Dies vorab: Der Kanzler hat nicht gesagt, die Union wolle den Sozialstaat durch „viktorianische Armenfürsorge“ ersetzen. Der Kanzler hat im Interview mit der SPD-Fanzine Vorwärts auf die Frage, was an der Agenda 2010 sozialdemokratisch sei, vielmehr geantwortet: „Ich könnte es mir leicht machen …“ und den Unterschied zwischen der Politik Angela Merkels und der SPD-Gesundheitspolitik so benennen: „Das ist, wenn man so will, moderne Sozialdemokratie gegen viktorianische Armenfürsorge.“ Und dann folgt, warum dem Kanzler die Sozialkürzungen selbst am meisten wehtun. Gerhard Schröder findet die Aussage „Wir sind die Guten, die anderen die Bösen“ also selbst etwas platt.

Trotzdem hat er mit seiner „viktorianischen Armenfürsorge“ die aktuelle Sozialstaatsdebatte wirklich bereichert. Bestimmt wird der Begriff es bis zum Wochenende noch dreimal um die Biertische geschafft haben, so viele historische Vergleichsmöglichkeiten tickt er an.

Es ist ein kleiner Junge, der wie niemand sonst dafür steht, was unter viktorianischer Armenfürsorge zu verstehen ist. Oliver Twist wurde als Romanheld im selben Jahr geboren, in dem Königin Victoria den Thron bestieg: 1837. Charles Dickens ließ Oliver in einem Armenhaus in der Provinz aufwachsen, flüchten und in einer Londoner Diebeshöhle landen, aus der ein gütiger reicher Mann ihn retten will.

Schrecklich trauriger Schmonzes; auch die Königin, damals noch Teenager, soll geäußert haben, dass Dickens schon mal witziger gewesen sei. An Oliver deklinierte Dickens durch, was die erst viel später so benannte viktorianische Armenfürsorge ausmachte: das Erkennen von Armut, die Frage nach ihrer Unschuld, den Wunsch, Schlimmeres zu verhindern, das Dilemma, wenn Abhängigkeit durch Abhängigkeit ersetzt wird – und die Heuchelei, als Reicher über all das wohlfeil zu plaudern.

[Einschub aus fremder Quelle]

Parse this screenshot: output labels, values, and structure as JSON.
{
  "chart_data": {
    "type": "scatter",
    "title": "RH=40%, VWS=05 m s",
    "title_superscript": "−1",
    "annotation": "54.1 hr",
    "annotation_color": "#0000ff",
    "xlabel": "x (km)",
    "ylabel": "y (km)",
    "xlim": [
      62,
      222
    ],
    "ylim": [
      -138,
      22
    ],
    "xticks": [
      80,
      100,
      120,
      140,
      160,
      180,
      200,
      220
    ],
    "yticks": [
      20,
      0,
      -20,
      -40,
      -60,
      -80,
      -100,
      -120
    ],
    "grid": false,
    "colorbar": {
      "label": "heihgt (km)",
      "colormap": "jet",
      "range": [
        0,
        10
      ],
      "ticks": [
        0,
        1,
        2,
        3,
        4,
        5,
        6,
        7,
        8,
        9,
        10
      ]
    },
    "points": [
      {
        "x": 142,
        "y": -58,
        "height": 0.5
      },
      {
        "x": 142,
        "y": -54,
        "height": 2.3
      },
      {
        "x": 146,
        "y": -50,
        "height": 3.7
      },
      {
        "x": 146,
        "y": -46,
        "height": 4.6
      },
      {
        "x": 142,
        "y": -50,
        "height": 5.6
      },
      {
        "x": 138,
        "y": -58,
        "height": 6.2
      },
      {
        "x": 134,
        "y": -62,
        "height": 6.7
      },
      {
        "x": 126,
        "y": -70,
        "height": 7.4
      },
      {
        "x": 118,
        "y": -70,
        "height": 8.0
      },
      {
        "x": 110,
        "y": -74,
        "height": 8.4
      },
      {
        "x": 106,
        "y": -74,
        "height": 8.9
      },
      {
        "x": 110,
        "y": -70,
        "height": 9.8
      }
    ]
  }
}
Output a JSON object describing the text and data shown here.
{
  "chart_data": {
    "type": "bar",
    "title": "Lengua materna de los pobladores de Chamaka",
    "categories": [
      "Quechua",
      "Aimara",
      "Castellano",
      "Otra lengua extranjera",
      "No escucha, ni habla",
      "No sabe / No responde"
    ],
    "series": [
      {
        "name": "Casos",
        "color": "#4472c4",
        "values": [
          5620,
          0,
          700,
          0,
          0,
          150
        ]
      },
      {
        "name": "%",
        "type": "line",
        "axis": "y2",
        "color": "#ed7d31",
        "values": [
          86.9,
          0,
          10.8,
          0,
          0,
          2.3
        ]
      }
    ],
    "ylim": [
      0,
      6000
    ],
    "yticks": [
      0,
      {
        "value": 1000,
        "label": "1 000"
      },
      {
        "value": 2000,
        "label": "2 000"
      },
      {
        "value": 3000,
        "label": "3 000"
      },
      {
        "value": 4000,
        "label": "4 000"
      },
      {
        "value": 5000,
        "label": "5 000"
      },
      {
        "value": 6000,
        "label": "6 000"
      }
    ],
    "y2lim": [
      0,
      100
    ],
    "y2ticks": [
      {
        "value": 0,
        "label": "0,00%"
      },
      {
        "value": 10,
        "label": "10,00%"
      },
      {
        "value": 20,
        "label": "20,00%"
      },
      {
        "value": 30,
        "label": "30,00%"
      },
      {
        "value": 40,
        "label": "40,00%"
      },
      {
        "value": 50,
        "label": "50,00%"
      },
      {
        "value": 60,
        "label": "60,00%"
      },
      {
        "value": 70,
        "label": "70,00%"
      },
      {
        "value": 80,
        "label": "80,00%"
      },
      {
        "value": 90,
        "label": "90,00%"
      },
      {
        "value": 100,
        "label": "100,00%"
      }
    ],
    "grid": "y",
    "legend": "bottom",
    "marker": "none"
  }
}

Die Idee hinter der Drohung, Armen die Einweisung ins Armenhaus anzudrohen, war, die seit Beginn des Jahrhunderts steigenden Armensteuern in den Griff zu bekommen. Denn das Zuschusssystem, das armen Familien staatliche Hilfsgelder gewährte, wenn der Lohn nicht reichte, hatte sich als Fass ohne Boden erwiesen und drückte zudem die Löhne. Verglichen mit den Schrecken der Armenhäuser erschien dagegen noch die niedrigste Arbeit erstrebenswert.

Ideologische Rechtfertigung hierfür lieferte der Politökonom Thomas Malthus, der sagte, dass die Fürsorge die Armen nur in Armut halte, ihnen die Selbstständigkeit nehme und im Übrigen ihre Vermehrung fördere. Ein anderer Ökonom namens Adam Smith widersprach: Das Hauptproblem an der Armenfürsorge war seiner Ansicht nach, dass sie die Mobilität von Arbeitskräften beschränke. Schließlich neigten Arme dazu, dort zu bleiben, wo sie etwas geschenkt bekämen. Insgesamt waren sich jedoch die Meinungsbildner einig: Armut wird durch übertriebene Fürsorge nur verfestigt, und deshalb muss staatliche Hilfe pädagogisch ummantelt werden, um die Armen an die Arbeit heranzuführen: Ertüchtigung durch Dankbarkeit – so sollte es gehen.

Die Armut ging davon nicht weg. Jahrzehntelang stritten Philantrophen, Ökonomen, das ganze viktorianische Großbürgertum darüber, welche Armen Hilfe bekommen sollten und welche nicht: Wie waren die „verdienenden Armen“, die deserving poor, aus der Masse der faulen und Alkohol trinkenden Armen herauszufiltern? Und was würde geschehen, wenn das Elend Füße bekommen und aus dem East End von London sich in den reichen Westen der Stadt aufmachen würde? Bloß das nicht!

Manche sagen, seit damals sei der britische Wohlfahrtsstaat noch kaum weiter gekommen: Sei bei der reinen Armutssicherung hängen geblieben, habe seinen imperialen Reichtum erst spät etwa in eine drittklassige steuerfinanzierte allgemeine Krankenversorgung gesteckt. Ein bisschen klingt das auch beim Kanzler an – ebenso wie der Stolz darauf, dass der deutsche Sozialstaat, oha, sich dank Beitragsfinanzierung von den Steuern gewissermaßen emanzipiert habe.

Ob öffentliche Leistungen mit niedergeschlagenenen Augen dankend entgegengenommen oder selbstbewusst als Recht eingeklagt werden, hat aber gar nichts damit zu tun, ob sie steuer- oder beitragsfinanziert sind. Die Frage ist vielmehr, ob alle ein Recht darauf haben oder ob jemand aussucht, wer wie viel haben darf. Zurzeit ist es die SPD, die ihre deserving poor sucht.